Abazias – Abazias.com continues to post increased sales, though we believe that it may be struggling. Its financials are very lean, but in line with typical start-up operations.
- It recently put out a press release touting its dramatic increase in first quarter (March 2007) sales: up 49 percent. Let’s put that in perspective: sales were just over $1.6 million versus last year’s $1.1 million. How does this compare? Abazias’ sales were just over 2 percent of Blue Nile’s first quarter sales of $67.9 million. On the other hand, many store-based jewelers would like Abazias’ level of online commerce.
- Abazias said its February 2007, sales were up by 81 percent due to a huge diamond sale – over $160,000 – during the Valentine’s Day sales period.

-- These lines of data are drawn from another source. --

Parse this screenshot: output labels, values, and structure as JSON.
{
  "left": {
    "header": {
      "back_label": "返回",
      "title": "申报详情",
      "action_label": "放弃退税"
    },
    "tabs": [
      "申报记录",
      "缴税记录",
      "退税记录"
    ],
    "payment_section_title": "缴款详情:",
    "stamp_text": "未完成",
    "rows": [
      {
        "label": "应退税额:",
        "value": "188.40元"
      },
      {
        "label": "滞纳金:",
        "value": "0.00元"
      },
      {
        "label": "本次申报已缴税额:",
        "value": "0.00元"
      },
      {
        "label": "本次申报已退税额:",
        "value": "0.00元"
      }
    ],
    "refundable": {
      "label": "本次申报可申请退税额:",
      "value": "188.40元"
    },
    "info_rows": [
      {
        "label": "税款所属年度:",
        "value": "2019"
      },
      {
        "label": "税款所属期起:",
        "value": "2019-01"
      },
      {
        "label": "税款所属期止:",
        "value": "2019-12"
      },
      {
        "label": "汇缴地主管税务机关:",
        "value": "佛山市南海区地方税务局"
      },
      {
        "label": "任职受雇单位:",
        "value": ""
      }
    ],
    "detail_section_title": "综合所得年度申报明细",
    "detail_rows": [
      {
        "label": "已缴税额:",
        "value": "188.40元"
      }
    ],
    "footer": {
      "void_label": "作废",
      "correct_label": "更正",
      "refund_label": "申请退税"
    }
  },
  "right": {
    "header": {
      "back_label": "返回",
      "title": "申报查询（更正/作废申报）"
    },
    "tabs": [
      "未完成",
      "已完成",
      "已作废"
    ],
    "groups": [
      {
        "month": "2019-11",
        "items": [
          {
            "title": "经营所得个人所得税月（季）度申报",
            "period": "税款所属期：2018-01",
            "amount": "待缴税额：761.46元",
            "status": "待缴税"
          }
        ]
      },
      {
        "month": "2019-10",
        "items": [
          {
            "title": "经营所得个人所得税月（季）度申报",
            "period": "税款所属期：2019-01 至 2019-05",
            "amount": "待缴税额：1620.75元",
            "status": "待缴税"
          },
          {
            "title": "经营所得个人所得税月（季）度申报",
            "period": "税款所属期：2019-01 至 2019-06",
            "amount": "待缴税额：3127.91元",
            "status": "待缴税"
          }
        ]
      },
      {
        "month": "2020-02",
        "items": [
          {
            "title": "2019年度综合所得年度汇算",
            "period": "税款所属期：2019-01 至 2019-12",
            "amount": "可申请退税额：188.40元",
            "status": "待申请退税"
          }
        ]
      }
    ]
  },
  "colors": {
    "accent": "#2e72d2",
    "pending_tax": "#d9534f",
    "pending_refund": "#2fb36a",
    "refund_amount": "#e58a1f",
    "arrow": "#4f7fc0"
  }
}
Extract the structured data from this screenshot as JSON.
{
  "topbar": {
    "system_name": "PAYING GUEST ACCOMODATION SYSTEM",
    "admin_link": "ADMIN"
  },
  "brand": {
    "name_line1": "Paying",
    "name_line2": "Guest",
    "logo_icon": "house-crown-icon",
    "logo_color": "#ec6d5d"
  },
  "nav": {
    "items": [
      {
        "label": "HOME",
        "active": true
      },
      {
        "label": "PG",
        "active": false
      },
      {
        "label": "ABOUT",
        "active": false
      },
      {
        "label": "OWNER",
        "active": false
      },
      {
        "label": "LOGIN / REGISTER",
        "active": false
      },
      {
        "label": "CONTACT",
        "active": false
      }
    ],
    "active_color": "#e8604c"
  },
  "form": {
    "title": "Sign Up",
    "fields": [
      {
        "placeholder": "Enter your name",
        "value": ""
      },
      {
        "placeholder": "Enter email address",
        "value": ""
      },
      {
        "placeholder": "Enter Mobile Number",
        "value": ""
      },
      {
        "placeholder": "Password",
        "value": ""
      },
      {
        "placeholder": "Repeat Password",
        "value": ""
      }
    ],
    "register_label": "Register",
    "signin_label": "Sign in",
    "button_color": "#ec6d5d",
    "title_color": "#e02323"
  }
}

Bidz.com – Bidz.com has quietly been ramping up its business, and, with 2006 revenues of $132 million, it is the third largest online seller of jewelry, after Blue Nile (2006 revenues $252 million) and Tiffany (2006 online revenues estimated at $140 million). In the first quarter ended March 2007, Bidz.com posted a 29 percent increase in revenues. The following factors had an impact on its revenues.
- Bidz.com’s average ticket rose 8.5 percent to $154.
- The number of items sold per day rose to nearly 9,500, up 32 percent from last year.
- The total number of orders per day rose to 3,317, up 14 percent over the same quarter a year ago.